Thursday, I spent the whole day wan­der­ing around Proof: the Act of Seeing with Your Own Eyes at ACMI. It explores the nature of evid­ence: his­tor­ical evid­ence, crim­inal evid­ence, sci­entific evid­ence. I became aware of how value-neut­ral much of the foot­age was without addi­tional inter­pret­ive know­ledge, which I clearly lacked (but which was sup­plied via accom­pa­ny­ing text or over­laid interpretation). 

The iSee pro­ject which can map you the route of least sur­veil­lance through a city. The BIT­plane pro­ject, a remote-con­trol aero­plane flying under the radar in Sil­icon Val­ley’s no-fly zone — merely build­ings from the air for me without the con­tex­tu­al­ising names of build­ings and fact­oids about the com­pan­ies. The odd little film about the FBI raid on Steven Kur­tz’s prop­erty after his wife died, the camera pan­ning over con­ven­tion badges, slides on the floor, rub­bish bags filled with pizza boxes, book­shelves, all made mean­ing­ful only because of tags that say ‘the FBI seized books on bio­logy and ter­ror­ism leav­ing spinoza and baudril­lard to grav­ity’. The incred­ibly long film on hijack­ing since the 1930s, ori­ginal foot­age of hijack­ers and planes and explo­sions and bizarre jux­ta­pos­i­tions of anim­ated anim­als, a seduct­ive voi­ceover like a man read­ing an anonym­ous diary and only the loc­a­tions and dates — Lock­er­bie, Berlin, Israel, 1972, 1988, 1958 — making con­nec­tions, made before 911, the glar­ing omis­sion, the con­text we all know and the film is unaware of. The dis­turb­ing foot­age of dic­tat­ors on home movies — Hitler, Franco, Mao, Stalin — smil­ing, play­ing with chil­dren, swim­ming, with voi­ceovers cobbled together from bio­graph­ies and auto­bi­o­graph­ies, read in the first person, and the absence of know­ledge and the absence of con­text chilling in its intens­ity. The camera here is a dumb observer but the wielder of the camera is not, the editor is not. Value judge­ments are being made every second. 
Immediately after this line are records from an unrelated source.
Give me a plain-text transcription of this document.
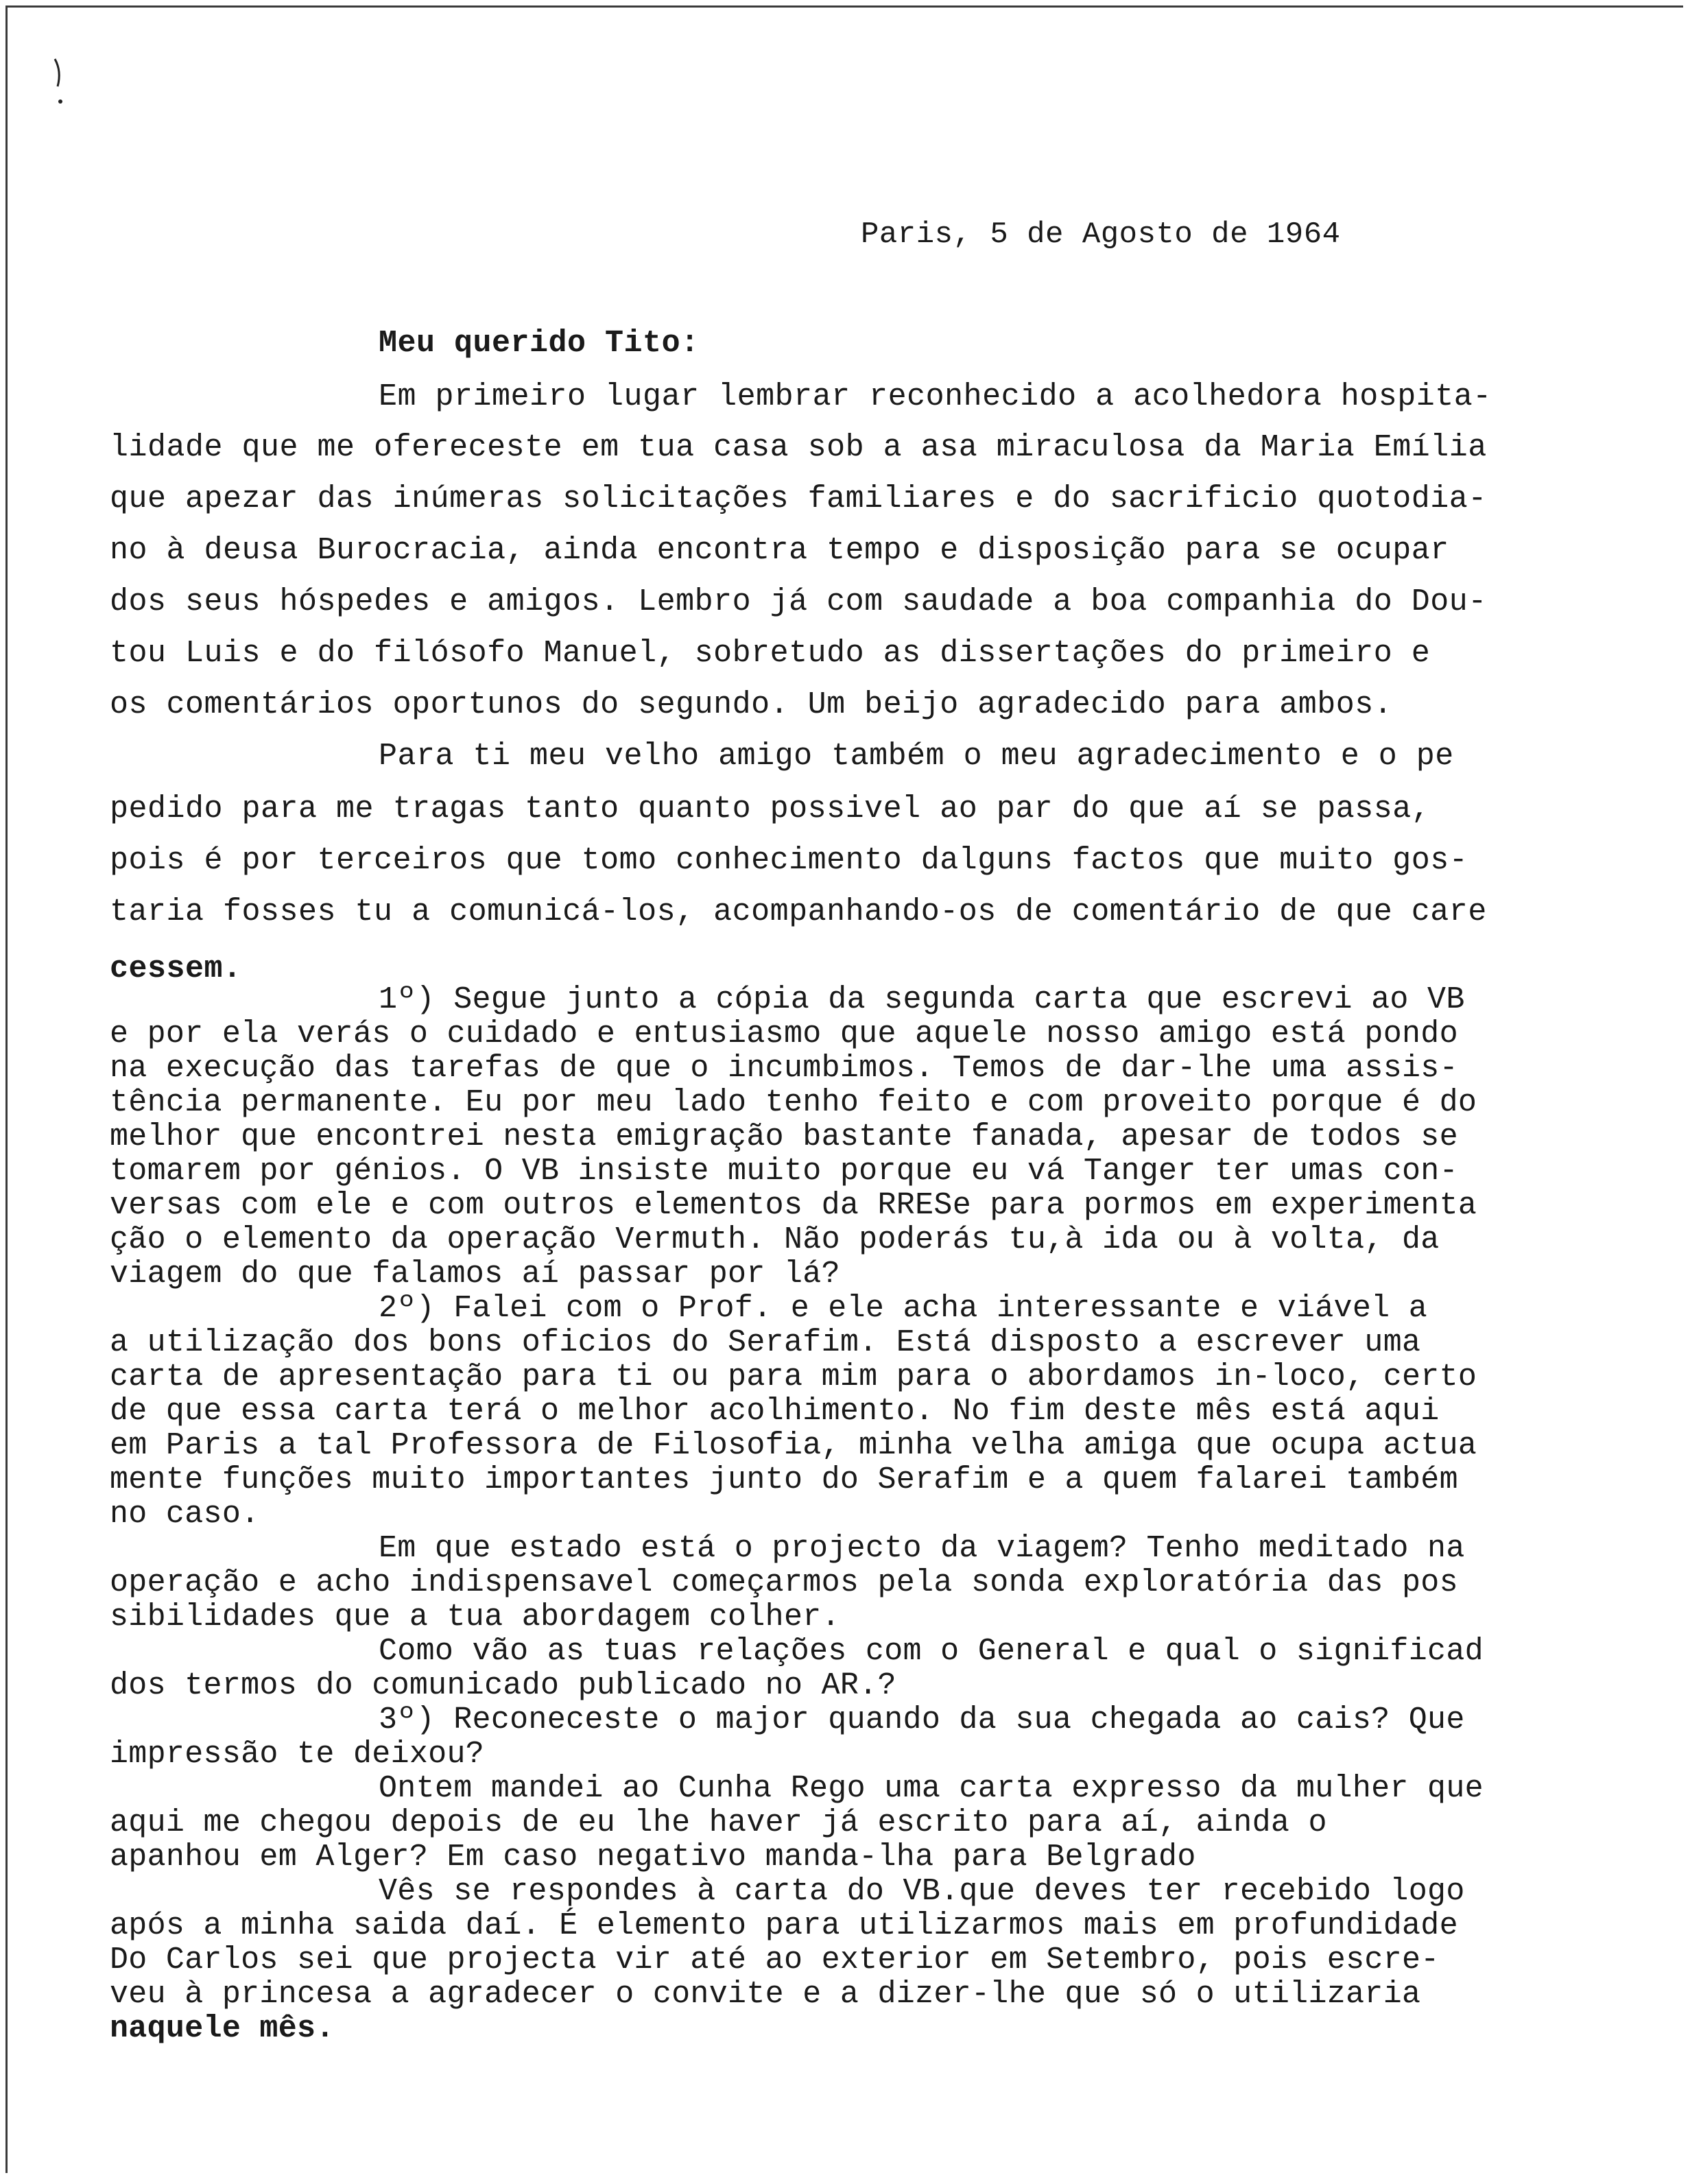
Paris, 5 de Agosto de 1964
Meu querido Tito:
Em primeiro lugar lembrar reconhecido a acolhedora hospita-
lidade que me ofereceste em tua casa sob a asa miraculosa da Maria Emília
que apezar das inúmeras solicitações familiares e do sacrificio quotodia-
no à deusa Burocracia, ainda encontra tempo e disposição para se ocupar
dos seus hóspedes e amigos. Lembro já com saudade a boa companhia do Dou-
tou Luis e do filósofo Manuel, sobretudo as dissertações do primeiro e
os comentários oportunos do segundo. Um beijo agradecido para ambos.
Para ti meu velho amigo também o meu agradecimento e o pe
pedido para me tragas tanto quanto possivel ao par do que aí se passa,
pois é por terceiros que tomo conhecimento dalguns factos que muito gos-
taria fosses tu a comunicá-los, acompanhando-os de comentário de que care
cessem.
1º) Segue junto a cópia da segunda carta que escrevi ao VB
e por ela verás o cuidado e entusiasmo que aquele nosso amigo está pondo
na execução das tarefas de que o incumbimos. Temos de dar-lhe uma assis-
tência permanente. Eu por meu lado tenho feito e com proveito porque é do
melhor que encontrei nesta emigração bastante fanada, apesar de todos se
tomarem por génios. O VB insiste muito porque eu vá Tanger ter umas con-
versas com ele e com outros elementos da RRESe para pormos em experimenta
ção o elemento da operação Vermuth. Não poderás tu,à ida ou à volta, da
viagem do que falamos aí passar por lá?
2º) Falei com o Prof. e ele acha interessante e viável a
a utilização dos bons oficios do Serafim. Está disposto a escrever uma
carta de apresentação para ti ou para mim para o abordamos in-loco, certo
de que essa carta terá o melhor acolhimento. No fim deste mês está aqui
em Paris a tal Professora de Filosofia, minha velha amiga que ocupa actua
mente funções muito importantes junto do Serafim e a quem falarei também
no caso.
Em que estado está o projecto da viagem? Tenho meditado na
operação e acho indispensavel começarmos pela sonda exploratória das pos
sibilidades que a tua abordagem colher.
Como vão as tuas relações com o General e qual o significad
dos termos do comunicado publicado no AR.?
3º) Reconeceste o major quando da sua chegada ao cais? Que
impressão te deixou?
Ontem mandei ao Cunha Rego uma carta expresso da mulher que
aqui me chegou depois de eu lhe haver já escrito para aí, ainda o
apanhou em Alger? Em caso negativo manda-lha para Belgrado
Vês se respondes à carta do VB.que deves ter recebido logo
após a minha saida daí. É elemento para utilizarmos mais em profundidade
Do Carlos sei que projecta vir até ao exterior em Setembro, pois escre-
veu à princesa a agradecer o convite e a dizer-lhe que só o utilizaria
naquele mês.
I was very dis­turbed and intrigued by Mir­anda July’s The Ama­teur­ist in which she plays both a pro­fes­sional observer and the woman seem­ingly trapped in a cell, making random shapes with her body and being inter­preted for the audi­ence by the watcher. 
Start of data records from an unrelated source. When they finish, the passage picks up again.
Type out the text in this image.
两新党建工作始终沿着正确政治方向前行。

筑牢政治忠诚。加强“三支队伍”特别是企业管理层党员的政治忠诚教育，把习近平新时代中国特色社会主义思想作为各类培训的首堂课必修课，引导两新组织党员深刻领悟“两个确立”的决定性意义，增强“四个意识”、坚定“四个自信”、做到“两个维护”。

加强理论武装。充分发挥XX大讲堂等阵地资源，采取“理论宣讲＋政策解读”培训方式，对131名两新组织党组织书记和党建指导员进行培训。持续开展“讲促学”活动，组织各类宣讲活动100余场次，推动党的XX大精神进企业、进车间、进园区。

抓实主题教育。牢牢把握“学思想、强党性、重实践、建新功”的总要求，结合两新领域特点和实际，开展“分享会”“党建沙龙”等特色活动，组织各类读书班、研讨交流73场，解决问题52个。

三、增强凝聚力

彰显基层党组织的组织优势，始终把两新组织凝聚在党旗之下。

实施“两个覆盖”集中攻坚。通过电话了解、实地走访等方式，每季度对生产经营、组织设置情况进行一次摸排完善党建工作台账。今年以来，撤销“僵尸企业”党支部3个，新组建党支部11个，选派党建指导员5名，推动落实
Then, last night, on the other side. At Grogb­log­ging 05 partly at the behest of a Sydney lothario who wishes to remain name­less, stalk­ing Ms Fits. I would have been there anyway, but the camera would not have been. And I would not have engin­eered cir­cum­stances in which pho­to­graphy was pos­sible. Some of the pho­to­graphs have been taken with their sub­jects unaware, observed, simply behav­ing as they would. Others are posed, framed, distinct. 

I think our media lit­er­acy has trained us to see the com­pos­i­tion as the real­ity. We are used to smooth, seam­less trans­itions and care­ful crop­ping. Life recor­ded as it occurs jars, seems ama­teur, indic­ates dis­rup­tion and dis­aster. We are dis­com­fited by it accordingly.